J’ai été dirigée avec ma fille, dans un premier temps, dans un autre hôpital où j’ai trouvé une chaise pour me reposer. Les douleurs aux 2 bras se faisaient sentir de plus en plus…
J’ai fini par être transportée dans un 3ème hôpital au nord de Beyrouth, à Bellevue. Les rues étaient bondées, noires de monde et de voitures. Un médecin orthopédiste arrivé en urgence, à moto, m’a soulagée en me faisant les premiers secours qui ont duraient plus de 3 heures. J’ai été installée dans une cabine où je me suis sentie chanceuse, me considérant dans un hôtel 5 étoiles, tant les couloirs et les chambres étaient remplis de blessés !!
Le lendemain dans l’après-midi, j’ai été opérée de la main après avoir été plâtrée la veille.
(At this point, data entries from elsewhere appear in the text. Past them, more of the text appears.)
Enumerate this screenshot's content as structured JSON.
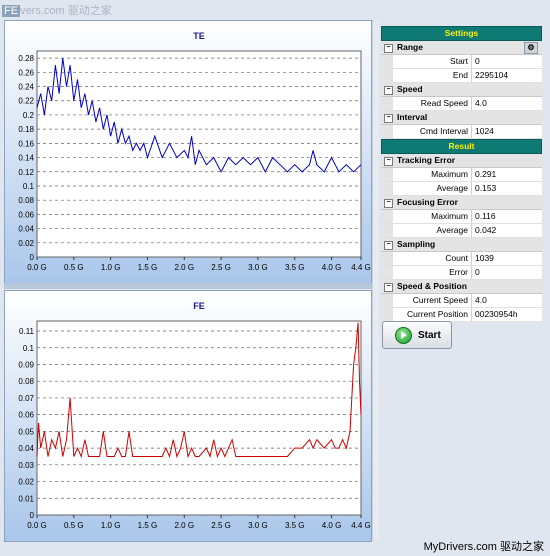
{
  "watermark": {
    "top_prefix": "FE",
    "top_rest": "vers.com  驱动之家",
    "bottom": "MyDrivers.com  驱动之家"
  },
  "chart_data": [
    {
      "type": "line",
      "title": "TE",
      "xlabel": "",
      "ylabel": "",
      "xlim": [
        0,
        4.4
      ],
      "ylim": [
        0,
        0.29
      ],
      "x_ticks": [
        "0.0 G",
        "0.5 G",
        "1.0 G",
        "1.5 G",
        "2.0 G",
        "2.5 G",
        "3.0 G",
        "3.5 G",
        "4.0 G",
        "4.4 G"
      ],
      "x_tick_values": [
        0,
        0.5,
        1.0,
        1.5,
        2.0,
        2.5,
        3.0,
        3.5,
        4.0,
        4.4
      ],
      "y_ticks": [
        "0",
        "0.02",
        "0.04",
        "0.06",
        "0.08",
        "0.1",
        "0.12",
        "0.14",
        "0.16",
        "0.18",
        "0.2",
        "0.22",
        "0.24",
        "0.26",
        "0.28"
      ],
      "y_tick_values": [
        0,
        0.02,
        0.04,
        0.06,
        0.08,
        0.1,
        0.12,
        0.14,
        0.16,
        0.18,
        0.2,
        0.22,
        0.24,
        0.26,
        0.28
      ],
      "grid": true,
      "color": "#0000cc",
      "series": [
        {
          "points": [
            [
              0.0,
              0.21
            ],
            [
              0.05,
              0.23
            ],
            [
              0.1,
              0.2
            ],
            [
              0.15,
              0.24
            ],
            [
              0.2,
              0.22
            ],
            [
              0.25,
              0.27
            ],
            [
              0.3,
              0.23
            ],
            [
              0.35,
              0.28
            ],
            [
              0.4,
              0.24
            ],
            [
              0.45,
              0.27
            ],
            [
              0.5,
              0.22
            ],
            [
              0.55,
              0.25
            ],
            [
              0.6,
              0.21
            ],
            [
              0.65,
              0.23
            ],
            [
              0.7,
              0.2
            ],
            [
              0.75,
              0.22
            ],
            [
              0.8,
              0.19
            ],
            [
              0.85,
              0.21
            ],
            [
              0.9,
              0.18
            ],
            [
              0.95,
              0.2
            ],
            [
              1.0,
              0.17
            ],
            [
              1.05,
              0.19
            ],
            [
              1.1,
              0.16
            ],
            [
              1.15,
              0.18
            ],
            [
              1.2,
              0.16
            ],
            [
              1.25,
              0.17
            ],
            [
              1.3,
              0.15
            ],
            [
              1.35,
              0.16
            ],
            [
              1.4,
              0.15
            ],
            [
              1.45,
              0.16
            ],
            [
              1.5,
              0.14
            ],
            [
              1.6,
              0.17
            ],
            [
              1.7,
              0.14
            ],
            [
              1.8,
              0.16
            ],
            [
              1.9,
              0.14
            ],
            [
              2.0,
              0.15
            ],
            [
              2.05,
              0.14
            ],
            [
              2.1,
              0.17
            ],
            [
              2.15,
              0.13
            ],
            [
              2.2,
              0.15
            ],
            [
              2.3,
              0.13
            ],
            [
              2.4,
              0.14
            ],
            [
              2.5,
              0.12
            ],
            [
              2.6,
              0.14
            ],
            [
              2.7,
              0.13
            ],
            [
              2.8,
              0.14
            ],
            [
              2.9,
              0.13
            ],
            [
              3.0,
              0.14
            ],
            [
              3.1,
              0.12
            ],
            [
              3.2,
              0.14
            ],
            [
              3.3,
              0.13
            ],
            [
              3.4,
              0.12
            ],
            [
              3.5,
              0.13
            ],
            [
              3.6,
              0.12
            ],
            [
              3.7,
              0.13
            ],
            [
              3.75,
              0.15
            ],
            [
              3.8,
              0.13
            ],
            [
              3.9,
              0.12
            ],
            [
              4.0,
              0.14
            ],
            [
              4.1,
              0.12
            ],
            [
              4.2,
              0.13
            ],
            [
              4.3,
              0.12
            ],
            [
              4.4,
              0.13
            ]
          ]
        }
      ]
    },
    {
      "type": "line",
      "title": "FE",
      "xlabel": "",
      "ylabel": "",
      "xlim": [
        0,
        4.4
      ],
      "ylim": [
        0,
        0.116
      ],
      "x_ticks": [
        "0.0 G",
        "0.5 G",
        "1.0 G",
        "1.5 G",
        "2.0 G",
        "2.5 G",
        "3.0 G",
        "3.5 G",
        "4.0 G",
        "4.4 G"
      ],
      "x_tick_values": [
        0,
        0.5,
        1.0,
        1.5,
        2.0,
        2.5,
        3.0,
        3.5,
        4.0,
        4.4
      ],
      "y_ticks": [
        "0",
        "0.01",
        "0.02",
        "0.03",
        "0.04",
        "0.05",
        "0.06",
        "0.07",
        "0.08",
        "0.09",
        "0.1",
        "0.11"
      ],
      "y_tick_values": [
        0,
        0.01,
        0.02,
        0.03,
        0.04,
        0.05,
        0.06,
        0.07,
        0.08,
        0.09,
        0.1,
        0.11
      ],
      "grid": true,
      "color": "#cc0000",
      "series": [
        {
          "points": [
            [
              0.0,
              0.035
            ],
            [
              0.02,
              0.055
            ],
            [
              0.05,
              0.04
            ],
            [
              0.1,
              0.05
            ],
            [
              0.15,
              0.035
            ],
            [
              0.2,
              0.045
            ],
            [
              0.25,
              0.04
            ],
            [
              0.3,
              0.05
            ],
            [
              0.35,
              0.035
            ],
            [
              0.4,
              0.045
            ],
            [
              0.45,
              0.07
            ],
            [
              0.5,
              0.035
            ],
            [
              0.55,
              0.04
            ],
            [
              0.6,
              0.035
            ],
            [
              0.65,
              0.045
            ],
            [
              0.7,
              0.035
            ],
            [
              0.75,
              0.035
            ],
            [
              0.8,
              0.035
            ],
            [
              0.85,
              0.035
            ],
            [
              0.9,
              0.05
            ],
            [
              0.95,
              0.035
            ],
            [
              1.0,
              0.035
            ],
            [
              1.05,
              0.035
            ],
            [
              1.1,
              0.04
            ],
            [
              1.15,
              0.035
            ],
            [
              1.2,
              0.035
            ],
            [
              1.25,
              0.05
            ],
            [
              1.3,
              0.035
            ],
            [
              1.35,
              0.035
            ],
            [
              1.4,
              0.035
            ],
            [
              1.45,
              0.035
            ],
            [
              1.5,
              0.035
            ],
            [
              1.55,
              0.035
            ],
            [
              1.6,
              0.035
            ],
            [
              1.7,
              0.035
            ],
            [
              1.75,
              0.04
            ],
            [
              1.8,
              0.035
            ],
            [
              1.85,
              0.045
            ],
            [
              1.9,
              0.035
            ],
            [
              1.95,
              0.04
            ],
            [
              2.0,
              0.05
            ],
            [
              2.05,
              0.035
            ],
            [
              2.1,
              0.04
            ],
            [
              2.15,
              0.035
            ],
            [
              2.2,
              0.035
            ],
            [
              2.3,
              0.04
            ],
            [
              2.35,
              0.035
            ],
            [
              2.4,
              0.045
            ],
            [
              2.45,
              0.035
            ],
            [
              2.5,
              0.04
            ],
            [
              2.55,
              0.035
            ],
            [
              2.6,
              0.04
            ],
            [
              2.65,
              0.045
            ],
            [
              2.7,
              0.035
            ],
            [
              2.8,
              0.035
            ],
            [
              2.9,
              0.035
            ],
            [
              3.0,
              0.035
            ],
            [
              3.1,
              0.035
            ],
            [
              3.2,
              0.035
            ],
            [
              3.3,
              0.035
            ],
            [
              3.4,
              0.035
            ],
            [
              3.5,
              0.04
            ],
            [
              3.6,
              0.04
            ],
            [
              3.7,
              0.045
            ],
            [
              3.75,
              0.04
            ],
            [
              3.8,
              0.045
            ],
            [
              3.9,
              0.04
            ],
            [
              4.0,
              0.045
            ],
            [
              4.05,
              0.04
            ],
            [
              4.1,
              0.04
            ],
            [
              4.15,
              0.045
            ],
            [
              4.2,
              0.04
            ],
            [
              4.25,
              0.05
            ],
            [
              4.3,
              0.09
            ],
            [
              4.33,
              0.1
            ],
            [
              4.36,
              0.115
            ],
            [
              4.38,
              0.08
            ],
            [
              4.4,
              0.06
            ]
          ]
        }
      ]
    }
  ],
  "settings": {
    "header": "Settings",
    "sections": [
      {
        "title": "Range",
        "rows": [
          {
            "label": "Start",
            "value": "0"
          },
          {
            "label": "End",
            "value": "2295104"
          }
        ]
      },
      {
        "title": "Speed",
        "rows": [
          {
            "label": "Read Speed",
            "value": "4.0"
          }
        ]
      },
      {
        "title": "Interval",
        "rows": [
          {
            "label": "Cmd Interval",
            "value": "1024"
          }
        ]
      }
    ]
  },
  "result": {
    "header": "Result",
    "sections": [
      {
        "title": "Tracking Error",
        "rows": [
          {
            "label": "Maximum",
            "value": "0.291"
          },
          {
            "label": "Average",
            "value": "0.153"
          }
        ]
      },
      {
        "title": "Focusing Error",
        "rows": [
          {
            "label": "Maximum",
            "value": "0.116"
          },
          {
            "label": "Average",
            "value": "0.042"
          }
        ]
      },
      {
        "title": "Sampling",
        "rows": [
          {
            "label": "Count",
            "value": "1039"
          },
          {
            "label": "Error",
            "value": "0"
          }
        ]
      },
      {
        "title": "Speed & Position",
        "rows": [
          {
            "label": "Current Speed",
            "value": "4.0"
          },
          {
            "label": "Current Position",
            "value": "00230954h"
          }
        ]
      }
    ]
  },
  "start_button": {
    "label": "Start",
    "icon": "play-icon"
  }
}
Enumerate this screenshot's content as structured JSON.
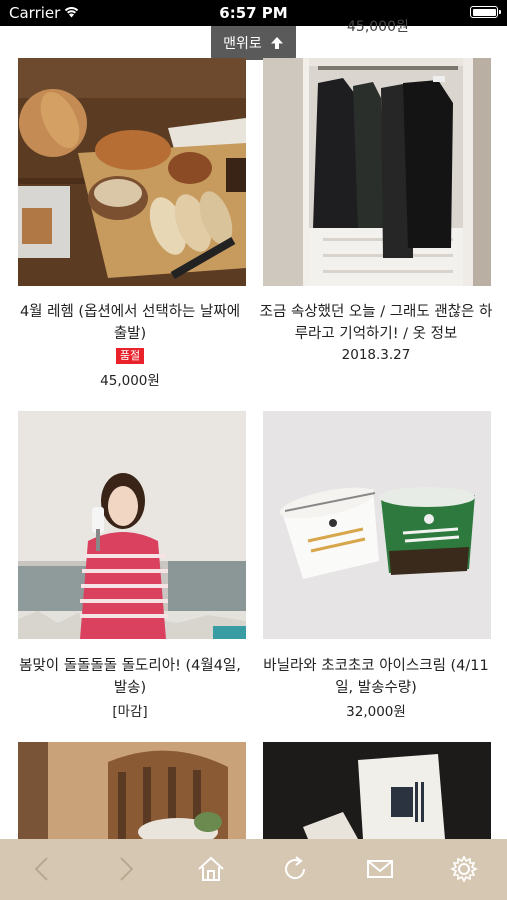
{
  "status": {
    "carrier": "Carrier",
    "time": "6:57 PM"
  },
  "top_price": "45,000원",
  "to_top": {
    "label": "맨위로"
  },
  "products": [
    {
      "title": "4월 레헴 (옵션에서 선택하는 날짜에 출발)",
      "badge": "품절",
      "price": "45,000원"
    },
    {
      "title": "조금 속상했던 오늘 / 그래도 괜찮은 하루라고 기억하기! / 옷 정보",
      "date": "2018.3.27"
    },
    {
      "title": "봄맞이 돌돌돌돌 돌도리아! (4월4일, 발송)",
      "status": "[마감]"
    },
    {
      "title": "바닐라와 초코초코 아이스크림 (4/11일, 발송수량)",
      "price": "32,000원"
    }
  ],
  "toolbar": {
    "icons": [
      "back-icon",
      "forward-icon",
      "home-icon",
      "refresh-icon",
      "mail-icon",
      "settings-icon"
    ]
  },
  "colors": {
    "tabbar": "#d6c7b3",
    "soldout_badge": "#e8212b",
    "to_top_bg": "#5a5a5a"
  }
}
Aujourd’hui, alors que nous sommes toujours en train de panser nos blessures et hantés par l’idée que nous aurions pu mourir, nous trouvons du réconfort dans la solidarité extraordinaire du peuple libanais après cette nuit épouvantable !!
Des jeunes et des moins jeunes viennent des quatre coins du Liban pour aider à déblayer maisons, magasins et routes. Des dons d’expatriés libanais et de personnes de toutes nationalités affluent de l’étranger, des habitants offrent un toit aux 300’000 Beyrouthins sans abri……
Et moi, je remercie le ciel d’être en vie !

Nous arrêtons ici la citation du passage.